Tip: Maintain a cash reserve in the IRA for property taxes, insurance, or other costs.
5. Understand Leverage and Taxes Before You Borrow
SDIRAs can use financing, but only non-recourse loans are allowed. The property itself secures the loan, not your personal assets. Income tied to that loan may be subject to Unrelated Business Income Tax (UBIT).
Example: Your IRA purchases a $600,000 farm using $300,000 cash and a $300,000 non-recourse loan. The property earns $30,000 in annual rent. Because half of the purchase is financed, about half of the income could be subject to UBIT. A tax advisor can help minimize this exposure, especially when using a Roth SDIRA.
Tip: Leverage can increase returns, but it also adds tax complexity. Always seek guidance from a professional who understands self-directed investing.
Why Farmland Belongs Beside Real Estate, Not Instead of It
Farmland is a stable, inflation-protected real estate asset with predictable income and strong long-term appreciation.
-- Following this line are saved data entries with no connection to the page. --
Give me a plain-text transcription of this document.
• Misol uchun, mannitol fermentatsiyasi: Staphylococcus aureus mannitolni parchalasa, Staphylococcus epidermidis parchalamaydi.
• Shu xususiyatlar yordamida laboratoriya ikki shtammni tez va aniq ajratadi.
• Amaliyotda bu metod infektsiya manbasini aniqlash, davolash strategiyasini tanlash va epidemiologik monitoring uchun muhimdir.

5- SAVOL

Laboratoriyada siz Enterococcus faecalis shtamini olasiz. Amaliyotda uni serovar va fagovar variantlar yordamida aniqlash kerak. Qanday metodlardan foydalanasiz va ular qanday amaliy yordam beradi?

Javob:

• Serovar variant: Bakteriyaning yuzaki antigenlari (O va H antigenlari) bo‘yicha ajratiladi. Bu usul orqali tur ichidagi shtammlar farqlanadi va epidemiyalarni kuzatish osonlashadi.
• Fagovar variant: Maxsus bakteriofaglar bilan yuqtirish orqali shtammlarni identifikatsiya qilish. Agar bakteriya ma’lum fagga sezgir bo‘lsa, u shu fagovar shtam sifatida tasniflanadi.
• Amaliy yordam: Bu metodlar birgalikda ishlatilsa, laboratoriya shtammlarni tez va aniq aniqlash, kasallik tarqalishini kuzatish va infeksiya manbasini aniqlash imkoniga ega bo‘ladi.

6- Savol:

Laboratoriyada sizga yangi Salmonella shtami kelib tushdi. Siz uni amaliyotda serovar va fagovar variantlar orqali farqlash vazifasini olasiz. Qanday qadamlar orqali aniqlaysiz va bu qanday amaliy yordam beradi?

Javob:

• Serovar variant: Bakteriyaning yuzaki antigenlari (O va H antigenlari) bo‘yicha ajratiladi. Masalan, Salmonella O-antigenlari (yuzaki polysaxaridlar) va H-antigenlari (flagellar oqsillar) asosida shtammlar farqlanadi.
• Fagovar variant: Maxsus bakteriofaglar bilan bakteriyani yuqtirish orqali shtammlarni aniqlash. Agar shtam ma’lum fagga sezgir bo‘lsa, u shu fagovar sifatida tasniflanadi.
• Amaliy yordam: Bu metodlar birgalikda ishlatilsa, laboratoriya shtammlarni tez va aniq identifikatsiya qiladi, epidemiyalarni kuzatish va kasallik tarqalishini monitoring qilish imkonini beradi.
It behaves more like a long-term commercial property than a short-term flip or redevelopment project.
| Metric | Rental Real Estate | Farmland |
| Typical Cap Rate | 6–8% | 4–6% plus appreciation |
| Management Effort | High | Very Low |
| Vacancy Risk | Tenant turnover | Minimal, multi-year leases |
| Inflation Hedge | Moderate | Strong |
| Market Correlation | High | Low |
| Tax Advantage | Depreciation | SDIRA tax deferral or tax-free growth |
For SDIRA investors, farmland can be the steady, cash-producing, real estate-backed asset that helps preserve and grow retirement wealth from the ground up.
Carl Fischer is one of the founders and principals of CAMA Self-Directed IRA, LLC (dba CamaPlan). CamaPlan is a national, self-directed tax advantaged plan administrator company headquartered in Ambler, PA.
Editor’s Note: This article is for informational purposes only and should not be construed as tax, legal, or investment advice. Readers should consult with qualified professionals before making investment decisions involving Self-Directed IRAs.